Weird things had happened to my infield this year. Two of my returning shortstops, Carlos Correa and Paul DeJong, had had miserable injury-ridden seasons. But both were worth keeping to see if they improved. And this was possible, because Xander Bogaerts had gone from unplayable in 2017 to have a monstrously good card in 2018. And Manny Machado had played a bunch of competent shortstop (and third base) as had Alex Bregman. I had a *lot* of shortstop.
As it happened, the fellow with the fifth draft pick needed a shortstop. And so Xander Bogaerts departed to the opposition, while the fifth overall pick came back my way. Moments later, both Acuna and Soto were on my team.
My work here was done.
Almost literally, to be honest. I needed to fill in the bullpen, I needed to pick up something resembling a backup catcher from the debris that was in the catcher pile, and I might pick up one other thing if I found something useful. But the rest of my draft was pretty much going to be "best available reliever". It's not very exciting.
The returning useful bullpen was excellent-but-innings-limited Sean Doolittle and not-nearly-as-good-but-can-pitch-a-lot Alex Colome. The monstrously good Blake Treinen had been drafted immediately after my outfield daily double, followed by second base prospect Gleyber Torres, with third baseman Suarez closing out the first round. By the time it got back around to me in round two, the best available reliever was LOOGY Oliver Perez.
In the third round, I added reliever Jared Hughes.
The bullpen was in tolerable shape in the fourth round and plenty of relief was still available. It was time to find a backup catcher, so I snagged Yan Gomes, who is good enough that he will probably play ahead of returning Yadier Molina.
The fifth round went back to the bullpen with Richard Rodriguez; the sixth round added Will Smith, giving me an unusual (for me) six relievers in the pen, three of them lefties.
I had one more player to draft. And when I was poking around, I noticed that there was a perfectly fine half-season of Robinson Cano available at second base.

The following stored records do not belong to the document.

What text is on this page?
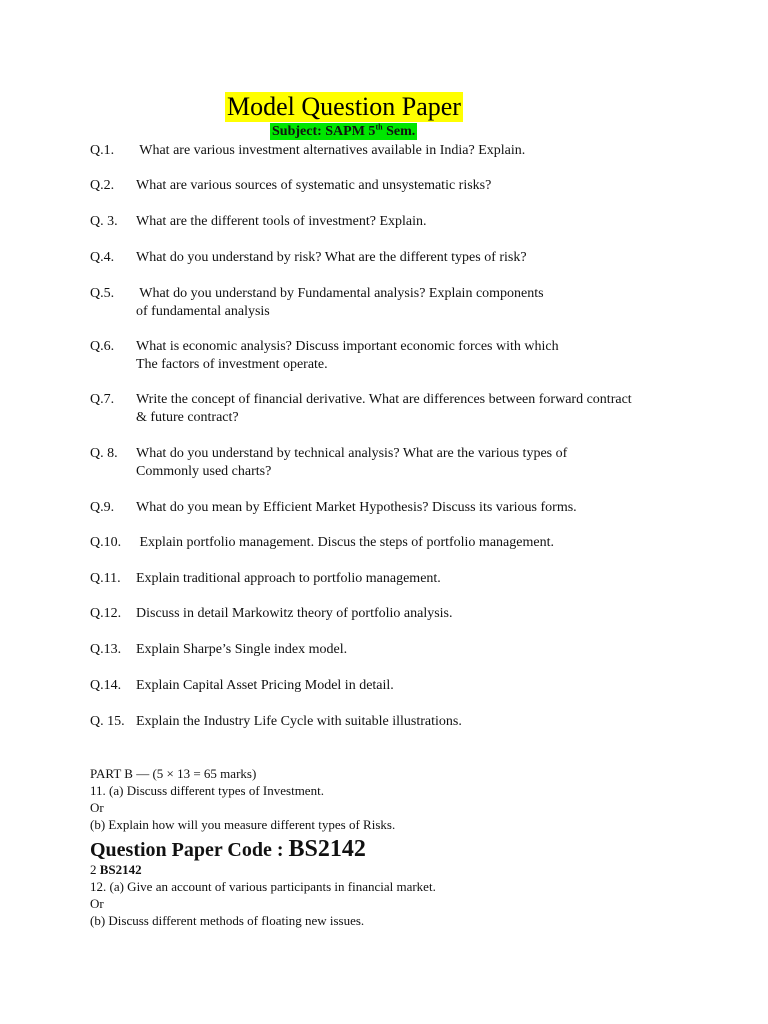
Model Question Paper
Subject: SAPM 5th Sem.
Q.1. What are various investment alternatives available in India? Explain.
Q.2. What are various sources of systematic and unsystematic risks?
Q. 3. What are the different tools of investment? Explain.
Q.4. What do you understand by risk? What are the different types of risk?
Q.5. What do you understand by Fundamental analysis? Explain components
of fundamental analysis
Q.6. What is economic analysis? Discuss important economic forces with which
The factors of investment operate.
Q.7. Write the concept of financial derivative. What are differences between forward contract
& future contract?
Q. 8. What do you understand by technical analysis? What are the various types of
Commonly used charts?
Q.9. What do you mean by Efficient Market Hypothesis? Discuss its various forms.
Q.10. Explain portfolio management. Discus the steps of portfolio management.
Q.11. Explain traditional approach to portfolio management.
Q.12. Discuss in detail Markowitz theory of portfolio analysis.
Q.13. Explain Sharpe’s Single index model.
Q.14. Explain Capital Asset Pricing Model in detail.
Q. 15. Explain the Industry Life Cycle with suitable illustrations.
PART B — (5 × 13 = 65 marks)
11. (a) Discuss different types of Investment.
Or
(b) Explain how will you measure different types of Risks.
Question Paper Code : BS2142
2 BS2142
12. (a) Give an account of various participants in financial market.
Or
(b) Discuss different methods of floating new issues.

I'd checked and he was playing second for the Mets this year, so why not get him to play alongside my young second baseman Ozzie Albies?
And I was done.
We'll see how it goes.
(For completeness, the only players unnamed above who are on the roster for this year are first baseman Freddie Freeman, who looks just fine; and second baseman Jonathan Schoop, who had a terrible 2018. We'll see if his 2019 is better.)